Does iDVD really take advantage of multiple processors?
I am using iDVD and it is taking a very long time to "Burn DVD", seemingly taking forever to encode the video and audio before it gets to even write to the DVD. I check the activity monitor and it's effectively only using one CPU, or half of each CPU. In fact, it sat stalled before starting the audio encoding for maybe ten minutes, for no apparent reason.
I am puzzled why Apple is pushing dual processors on their entire product line when key parts of their own software doesn't even take advantage of it when it could be used.
I am using iLife '06 on a dual G5, 2.5GHz.
I am puzzled why Apple is pushing dual processors on their entire product line when key parts of their own software doesn't even take advantage of it when it could be used.
I am using iLife '06 on a dual G5, 2.5GHz.
Comments
Originally posted by JeffDM
I am using iDVD and it is taking a very long time to "Burn DVD", seemingly taking forever to encode the video and audio before it gets to even write to the DVD. I check the activity monitor and it's effectively only using one CPU, or half of each CPU. In fact, it sat stalled before starting the audio encoding for maybe ten minutes, for no apparent reason.
I am puzzled why Apple is pushing dual processors on their entire product line when key parts of their own software doesn't even take advantage of it when it could be used.
I am using iLife '06 on a dual G5, 2.5GHz.
A DVD burner is an optical-mechanical device.

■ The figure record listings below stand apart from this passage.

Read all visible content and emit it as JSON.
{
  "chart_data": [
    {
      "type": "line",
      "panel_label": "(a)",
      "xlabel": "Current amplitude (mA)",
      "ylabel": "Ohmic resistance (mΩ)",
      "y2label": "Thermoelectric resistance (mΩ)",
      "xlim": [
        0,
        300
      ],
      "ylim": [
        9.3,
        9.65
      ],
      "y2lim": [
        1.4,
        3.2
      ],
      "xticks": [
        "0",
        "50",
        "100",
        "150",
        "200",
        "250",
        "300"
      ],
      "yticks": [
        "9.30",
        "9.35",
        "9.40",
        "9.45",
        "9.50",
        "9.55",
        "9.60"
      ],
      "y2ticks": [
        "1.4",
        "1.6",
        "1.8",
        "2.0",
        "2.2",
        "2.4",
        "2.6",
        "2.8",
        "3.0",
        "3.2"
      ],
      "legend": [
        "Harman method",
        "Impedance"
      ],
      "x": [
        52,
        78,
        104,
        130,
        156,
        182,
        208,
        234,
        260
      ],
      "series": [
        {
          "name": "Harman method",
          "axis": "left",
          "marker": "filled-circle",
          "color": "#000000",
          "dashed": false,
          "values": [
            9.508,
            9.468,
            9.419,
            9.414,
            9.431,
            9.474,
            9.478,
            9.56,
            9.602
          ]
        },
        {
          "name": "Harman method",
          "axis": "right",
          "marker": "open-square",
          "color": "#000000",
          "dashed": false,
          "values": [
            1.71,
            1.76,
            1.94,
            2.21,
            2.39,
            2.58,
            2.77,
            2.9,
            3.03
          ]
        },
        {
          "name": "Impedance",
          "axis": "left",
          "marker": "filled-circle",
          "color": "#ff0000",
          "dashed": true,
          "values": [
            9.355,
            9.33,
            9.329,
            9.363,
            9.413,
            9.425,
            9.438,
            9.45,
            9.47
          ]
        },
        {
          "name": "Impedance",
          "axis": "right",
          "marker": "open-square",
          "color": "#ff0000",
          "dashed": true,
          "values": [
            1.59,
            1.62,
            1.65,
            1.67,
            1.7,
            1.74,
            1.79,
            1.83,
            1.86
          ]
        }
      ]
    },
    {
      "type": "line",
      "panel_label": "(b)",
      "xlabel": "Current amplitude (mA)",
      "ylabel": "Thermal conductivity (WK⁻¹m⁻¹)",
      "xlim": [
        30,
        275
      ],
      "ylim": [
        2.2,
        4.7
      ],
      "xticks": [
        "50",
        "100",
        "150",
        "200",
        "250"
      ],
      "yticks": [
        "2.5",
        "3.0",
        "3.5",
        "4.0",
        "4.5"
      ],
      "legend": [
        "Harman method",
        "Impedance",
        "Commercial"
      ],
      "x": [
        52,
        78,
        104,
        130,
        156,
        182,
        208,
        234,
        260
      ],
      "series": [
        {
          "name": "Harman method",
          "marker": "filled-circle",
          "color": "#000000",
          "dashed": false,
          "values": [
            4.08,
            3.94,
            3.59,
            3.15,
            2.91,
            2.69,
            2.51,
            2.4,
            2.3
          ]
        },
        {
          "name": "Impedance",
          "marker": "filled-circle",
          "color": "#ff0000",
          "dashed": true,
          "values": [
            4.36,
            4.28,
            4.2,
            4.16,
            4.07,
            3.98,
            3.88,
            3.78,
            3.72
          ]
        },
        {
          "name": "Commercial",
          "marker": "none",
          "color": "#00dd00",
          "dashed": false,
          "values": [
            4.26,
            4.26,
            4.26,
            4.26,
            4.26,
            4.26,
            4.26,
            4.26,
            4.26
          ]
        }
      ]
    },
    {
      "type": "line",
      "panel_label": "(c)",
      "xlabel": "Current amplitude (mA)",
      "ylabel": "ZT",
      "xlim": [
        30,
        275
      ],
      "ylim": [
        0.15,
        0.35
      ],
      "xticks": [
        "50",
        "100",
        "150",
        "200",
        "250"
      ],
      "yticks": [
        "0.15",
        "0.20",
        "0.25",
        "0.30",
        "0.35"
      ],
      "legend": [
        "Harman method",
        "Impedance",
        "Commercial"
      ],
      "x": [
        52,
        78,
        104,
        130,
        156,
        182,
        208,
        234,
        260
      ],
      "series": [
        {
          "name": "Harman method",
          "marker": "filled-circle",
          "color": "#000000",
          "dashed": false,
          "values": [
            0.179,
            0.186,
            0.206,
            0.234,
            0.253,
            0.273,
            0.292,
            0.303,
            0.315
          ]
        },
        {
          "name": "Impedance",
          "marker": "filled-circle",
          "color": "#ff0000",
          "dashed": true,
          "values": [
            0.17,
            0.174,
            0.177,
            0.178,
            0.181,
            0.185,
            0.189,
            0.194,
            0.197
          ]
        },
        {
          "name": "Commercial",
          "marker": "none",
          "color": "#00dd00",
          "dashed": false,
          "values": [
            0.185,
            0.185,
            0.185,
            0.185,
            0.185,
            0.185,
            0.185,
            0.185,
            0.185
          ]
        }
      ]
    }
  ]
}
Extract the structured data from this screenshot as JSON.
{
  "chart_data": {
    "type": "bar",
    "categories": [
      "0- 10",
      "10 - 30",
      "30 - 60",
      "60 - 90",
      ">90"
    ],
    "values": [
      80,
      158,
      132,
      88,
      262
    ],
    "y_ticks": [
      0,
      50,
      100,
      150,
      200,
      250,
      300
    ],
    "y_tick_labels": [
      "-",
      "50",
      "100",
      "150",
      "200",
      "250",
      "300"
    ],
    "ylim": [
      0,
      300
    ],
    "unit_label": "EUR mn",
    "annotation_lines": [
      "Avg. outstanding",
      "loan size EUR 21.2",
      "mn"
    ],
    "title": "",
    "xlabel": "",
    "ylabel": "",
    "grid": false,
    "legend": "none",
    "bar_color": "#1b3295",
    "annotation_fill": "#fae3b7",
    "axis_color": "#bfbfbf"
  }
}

That disk can spin only so rapidly and that laser can burn only so quickly. Throwing additional processors at the burner can't do much to speed up these mechanical and materials processes.
Originally posted by Mr. Me
A DVD burner is an optical-mechanical device. That disk can spin only so rapidly and that laser can burn only so quickly. Throwing additional processors at the burner can't do much to speed up these mechanical and materials processes.
I am aware of that, but before the burning, it does the video and audio encoding and that's the part that is taking so long. It is still part of the process that iDVD calls "Burn DVD". It takes the program maybe an hour just to prepare the data, before it even starts putting it to the plasic.
For a full 1.5 hour movie, the quad takes 15 minutes to go from DV to DVD format not including the burn and that is using 2.5 processors out of 4, which are each 2.5GHz.
They are at the same bitrate so it's not the HD that's bottleneck when compressing from Pixlet. It's frustrating when apps kill you system by using too much CPU but it's infinitely more frustrating when they go slow but there are unused resources.
What is the source format you use, DV?
Originally posted by Marvin
What is the source format you use, DV?
Yes, I used DV. I am afraid to find out how long it would take to make a DVD from an HDV source. For iMovie and FCE sources, I don't think it matters as I believe it has to use the Apple Intermediate Codec in order to edit. I understand that FCP can edit many codecs without using AIC.